As part of the changes, the ground floor will be redeveloped, with Gallery 11 hosting a new “visual sculpture” of people working in the market.
The renovations have been prompted by the sale of Lloyd's 1958 building to property developer British Land. The 400 staff currently working in the 1958 building will relocate to the Lloyd's building at One Lime Street, before the end of December and space must be made for them.
Earlier this year, the fifth floor of One Lime Street was completely rebuilt to accommodate its regulatory and legal team. Now there are plans to move the Nelson Collection, the biggest display of Lord Nelson's possessions, from the concourse to the basement area.
The building will also have to provide catering facilities for all its staff – its two existing restaurants are to be knocked down and joined together. Both have now closed for refurbishment.

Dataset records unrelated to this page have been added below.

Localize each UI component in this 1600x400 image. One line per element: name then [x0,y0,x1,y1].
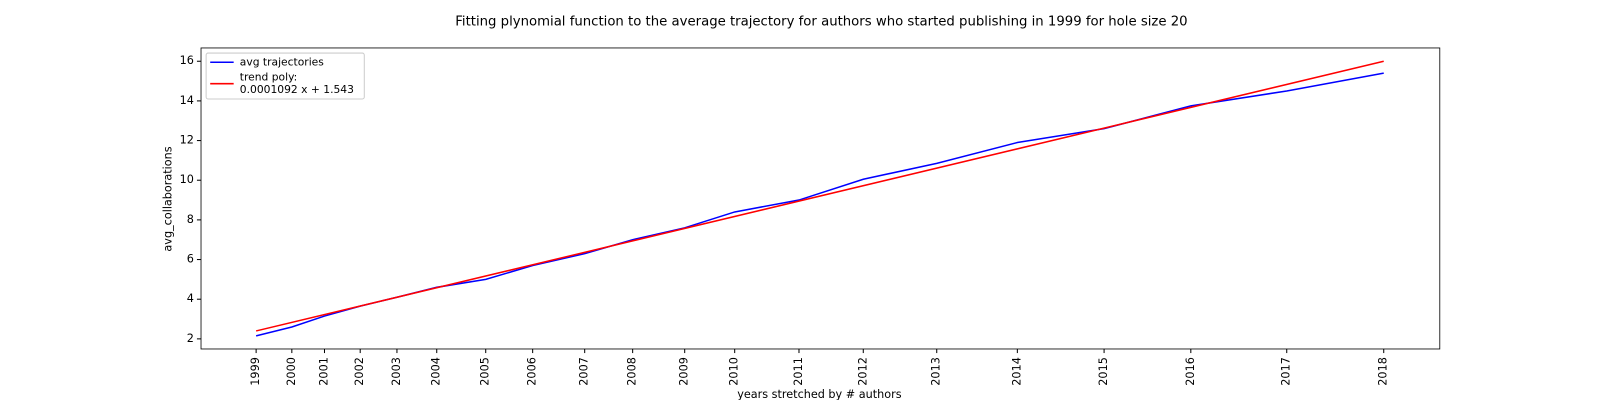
x-tick-label: 2014 [1010,357,1023,386]
y-tick-label: 16 [180,54,194,67]
x-tick-label: 2016 [1184,357,1197,386]
chart-title: Fitting plynomial function to the averag… [455,14,1187,29]
legend-entry: avg trajectories [239,56,324,69]
y-tick-label: 8 [187,213,194,226]
x-tick-label: 2002 [353,357,366,386]
y-tick-label: 10 [180,173,194,186]
x-tick-label: 2010 [728,357,741,386]
legend-label: trend poly: 0.0001092 x + 1.543 [239,71,354,96]
x-tick-label: 2009 [678,357,691,386]
x-tick-label: 2001 [317,357,330,386]
x-tick-label: 2017 [1280,357,1293,386]
y-tick-label: 4 [187,292,194,305]
y-axis-label: avg_collaborations [161,146,174,251]
x-tick-label: 2007 [578,357,591,386]
x-tick-label: 2006 [526,357,539,386]
y-tick-label: 14 [180,94,194,107]
x-axis-label: years stretched by # authors [737,388,901,400]
legend-box [205,52,365,100]
x-tick-label: 2012 [856,357,869,386]
x-tick-label: 2003 [390,357,403,386]
x-tick-label: 2018 [1377,357,1390,386]
x-tick-label: 2004 [430,357,443,386]
legend-label: avg trajectories [239,56,324,69]
plot-frame [200,47,1441,350]
y-tick-label: 2 [187,332,194,345]
x-tick-label: 2000 [285,357,298,386]
y-tick-label: 12 [180,134,194,147]
x-tick-label: 2013 [930,357,943,386]
legend-entry: trend poly: 0.0001092 x + 1.543 [239,71,354,96]
y-tick-label: 6 [187,253,194,266]
x-tick-label: 2015 [1097,357,1110,386]
x-tick-label: 2008 [626,357,639,386]
x-tick-label: 2011 [792,357,805,386]
x-tick-label: 1999 [249,357,262,386]
x-tick-label: 2005 [479,357,492,386]
line-series [255,60,1384,332]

Gallery 11, which has not been touched since the building first opened in 1986, will also be modernised. Offices for an additional 20 staff have already been constructed.
In addition, the floor will host the “Millennium Image”, a single image made up of ten photographs of 2,000 people in the underwriting room, mounted on 5ft-high metal stands. This will rotate round 360 degrees and will replace the old display cases, becoming the centre piece of the gallery.
Spokesman for Lloyd's, Adrian Beeby, said: “Lloyd's has a tradition of moving buildings throughout its 300-year history and this move will require considerable restructuring of the two floors.
“The ‘Millennium Image' will add a more modern flavour and will document the market at the turn of the millennium, in comparison with the big pictures from the 1940s and 1960s.”
The sculpture, which is being created by Mike Rolls, will feature more women, younger people and mixed races. The ten images were taken over a three-day period, as people had to be arranged in each of the photographs in turn.
As a school boy prank, some staff ran from one side of the room to the other during the operation.
“People were spotted appearing in the picture twice,” said Beeby. “But they were removed using computer technology. Others who were never there were also added in.”